Pakar hukum mengatakan pembela bisa mencoba menyelamatkan nyawa Tsarnaev dengan berargumentasi bahwa ia berada di bawah pengaruh saudaranya.

“Saya pikir fokus mereka… mungkin akan mencirikannya sebagai pemaksaan, intimidasi dan hanya keinginannya yang dipaksakan oleh kakak laki-lakinya,” kata Gerry Leone, mantan jaksa negara bagian dan federal di Boston yang mengadili hukuman terhadap pelaku bom sepatu Richard. . Reid.

Jika juri memutuskan Tsarnaev bersalah, maka juri akan mengadakan persidangan tahap kedua untuk menentukan hukumannya.

Para juri diminta untuk mempertimbangkan faktor-faktor yang memberatkan yang disebutkan oleh pemerintah dan faktor-faktor yang meringankan yang diajukan oleh pembela untuk memutuskan apakah seorang terdakwa harus dieksekusi. Dalam kasus Tsarnaev, faktor-faktor yang meringankan mungkin mencakup usianya yang masih muda dan tuduhan bahwa ia memainkan peran sekunder dalam kejahatan tersebut.

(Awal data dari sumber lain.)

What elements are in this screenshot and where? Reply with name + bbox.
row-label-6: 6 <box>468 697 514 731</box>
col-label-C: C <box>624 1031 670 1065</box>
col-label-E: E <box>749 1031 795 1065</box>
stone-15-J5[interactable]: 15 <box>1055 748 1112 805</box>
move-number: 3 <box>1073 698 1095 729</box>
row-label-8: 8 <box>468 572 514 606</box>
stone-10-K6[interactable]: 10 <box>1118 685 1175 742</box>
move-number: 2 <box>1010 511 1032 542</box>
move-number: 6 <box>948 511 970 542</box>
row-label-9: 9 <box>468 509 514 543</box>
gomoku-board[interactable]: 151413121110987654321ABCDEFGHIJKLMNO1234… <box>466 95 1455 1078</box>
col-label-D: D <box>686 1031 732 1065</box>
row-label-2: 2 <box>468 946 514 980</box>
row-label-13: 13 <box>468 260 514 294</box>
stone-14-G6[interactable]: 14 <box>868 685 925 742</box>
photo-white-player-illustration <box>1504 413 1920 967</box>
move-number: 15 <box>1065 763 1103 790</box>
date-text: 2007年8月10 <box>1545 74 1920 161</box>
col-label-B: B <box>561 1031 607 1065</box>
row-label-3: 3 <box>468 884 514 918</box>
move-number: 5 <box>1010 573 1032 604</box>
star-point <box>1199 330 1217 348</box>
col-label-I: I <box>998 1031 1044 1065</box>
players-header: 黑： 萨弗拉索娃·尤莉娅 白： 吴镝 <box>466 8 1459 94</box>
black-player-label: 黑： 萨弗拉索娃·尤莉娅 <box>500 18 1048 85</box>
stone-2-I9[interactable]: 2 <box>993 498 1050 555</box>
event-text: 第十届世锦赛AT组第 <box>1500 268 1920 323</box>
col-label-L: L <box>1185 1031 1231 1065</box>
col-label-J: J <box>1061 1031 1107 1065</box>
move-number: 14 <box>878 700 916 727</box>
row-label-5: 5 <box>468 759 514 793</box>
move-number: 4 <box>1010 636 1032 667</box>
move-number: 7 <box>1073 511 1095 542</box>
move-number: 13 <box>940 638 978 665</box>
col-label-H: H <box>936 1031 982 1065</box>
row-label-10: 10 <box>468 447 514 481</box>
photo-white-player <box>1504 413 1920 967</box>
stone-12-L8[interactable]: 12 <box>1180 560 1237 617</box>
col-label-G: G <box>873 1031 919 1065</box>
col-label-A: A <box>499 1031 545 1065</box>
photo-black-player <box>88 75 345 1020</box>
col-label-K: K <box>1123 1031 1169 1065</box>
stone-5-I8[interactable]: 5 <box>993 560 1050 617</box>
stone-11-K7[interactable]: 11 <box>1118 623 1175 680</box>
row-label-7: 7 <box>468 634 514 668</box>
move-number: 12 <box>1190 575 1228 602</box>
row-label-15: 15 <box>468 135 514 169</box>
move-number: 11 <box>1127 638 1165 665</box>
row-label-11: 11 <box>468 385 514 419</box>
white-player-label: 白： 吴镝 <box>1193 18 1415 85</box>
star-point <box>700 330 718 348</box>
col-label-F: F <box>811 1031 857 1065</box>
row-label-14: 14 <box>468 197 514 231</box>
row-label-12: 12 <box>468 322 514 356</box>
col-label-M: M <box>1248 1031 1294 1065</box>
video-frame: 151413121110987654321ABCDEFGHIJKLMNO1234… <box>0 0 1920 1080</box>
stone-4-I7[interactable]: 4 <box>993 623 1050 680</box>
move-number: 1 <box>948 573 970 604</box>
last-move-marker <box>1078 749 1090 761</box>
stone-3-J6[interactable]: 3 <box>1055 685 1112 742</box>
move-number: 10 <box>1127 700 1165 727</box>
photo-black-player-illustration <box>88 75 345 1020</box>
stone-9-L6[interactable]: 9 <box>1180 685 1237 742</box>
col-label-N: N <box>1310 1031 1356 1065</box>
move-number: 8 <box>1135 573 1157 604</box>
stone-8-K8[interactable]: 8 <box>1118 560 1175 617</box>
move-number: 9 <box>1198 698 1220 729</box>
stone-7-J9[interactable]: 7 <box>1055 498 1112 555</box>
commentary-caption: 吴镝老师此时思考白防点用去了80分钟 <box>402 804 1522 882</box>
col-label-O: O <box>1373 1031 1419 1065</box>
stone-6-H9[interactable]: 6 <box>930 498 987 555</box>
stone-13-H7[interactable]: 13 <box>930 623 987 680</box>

Massachusetts menghapuskan hukuman mati pada tahun 1984.

Celeste dan Sydney Corcoran, seorang ibu dan anak perempuan dari Lowell yang keduanya terluka parah dalam pemboman tersebut, mengatakan tentang Tsarnaev dalam sebuah pernyataan di halaman dukungan Facebook: “Mereka telah mengambil cukup banyak dari kami dan kami percaya pada sistem hukum Amerika untuk melakukan hal tersebut. itu, itu berhasil.”

Dua kasus hukuman mati federal lainnya diajukan di Massachusetts. Seorang mantan perawat rumah sakit veteran yang membunuh empat pasien karena overdosis telah dibebaskan dari hukuman mati oleh juri. Seorang pria yang didakwa membunuh dua pria Massachusetts dijatuhi hukuman mati pada tahun 2003, namun hukuman tersebut dibatalkan dan dia sedang menunggu persidangan pidana baru.

Sejak hukuman mati federal diberlakukan kembali pada tahun 1988, 70 hukuman mati telah dijatuhkan, namun hanya tiga yang dilaksanakan, termasuk eksekusi pelaku bom Oklahoma City Timothy McVeigh pada tahun 2001.